平时周衡早该给他打电话问他什么时候回来了才对,但是今天却一个电话也没有。

    打开门,周衡的皮鞋就搁在一侧,看样子已经回来了。

    简纯生换了拖鞋,走到客厅,没有看到人,但客厅的灯亮着。茶几上放着一个塑料袋,塑料袋上印着一个蛋糕图案和几个英文字母。这家店的蛋糕之前周衡带回来过,简纯生记得自己当时还挺爱吃的,没想到周衡竟然记在了心里。

    他笑起来,朝卧室走去。

    卧室灯亮着,却不见人,花洒的水声从里边浴室传来。

    周衡正在洗澡。

    “周衡,我回来了。”简纯生走到浴室门口,说了一声。

    “好。”周衡在里面点点头,“我马上就洗好了。”

    周衡说马上,果然是马上,没过五分钟,周衡腰间缠着一条白色浴巾,上半身赤|裸,迈着步子走出来。他上半身的肌肉轮廓挺拔匀致,挂着颗颗小水珠,在灯光照耀下泛着光。

    他走到简纯生面前,问:“今天跟你朋友玩得开心吗?”

    “开心。”简纯生点点头,“你呢?许博宏的订婚宴一切顺利吧?”

    “嗯。”周衡在简纯生身边坐下来,一只手伸过去,把简纯生圈到自己怀里,“让我抱一下。”

    简纯生只好先把手机给收起来,让周衡抱着。

    这个姿势有些莫名的尴尬与暧昧。简纯生本来还不觉得有什么,直到他从正对面的一个玻璃柜镜面上看到自己反映出来的身影。他就像被周衡给箍在怀里的一只小鸭子一样,屁股都快挪出沙发掉地上了。这姿势要多猥琐有多猥琐。他一个激灵,赶紧往上挪了挪,调整姿势。

    周衡:“你这么动来动去的,是在跟我暗示什么吗?”

    “没有。”简纯生反问,“不过,你这么问我,是在跟我暗示什么吗?”

    两个人的目光在半空中一接,如两根电线触碰到了一起,刺啦一下。

    周衡吞了吞喉结,说:“咱们是有几天没做了。”

    “嗯。”

    “那——”

    “我还没洗澡。”简纯生说。

    周衡握着简纯生的手瞬间收紧,“没事,我洗过了,反正,等会儿还要再洗一遍。”

    “那床单你收拾。
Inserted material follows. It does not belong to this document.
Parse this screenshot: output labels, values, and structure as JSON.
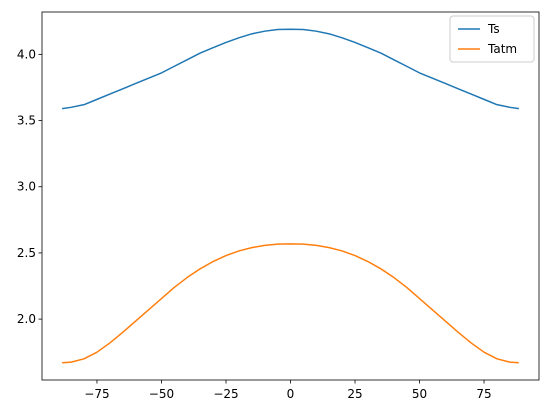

”

    “哪次不是我收拾?”周衡俯身朝简纯生吻过去,吻之前,还添了一句,“多此一问。”

    ————

    言辞摁响了门铃。

    这栋公寓的地段不算繁华,这个时间点,四周已经悉数安静下来,静谧得可以听到鸟鸣虫吟。

    她环顾了一圈四周,楼道呈现出老建筑特有的灰旧气息。好在卫生还算打扫得干净,小广告什么的也都给铲除、重新刷了一遍。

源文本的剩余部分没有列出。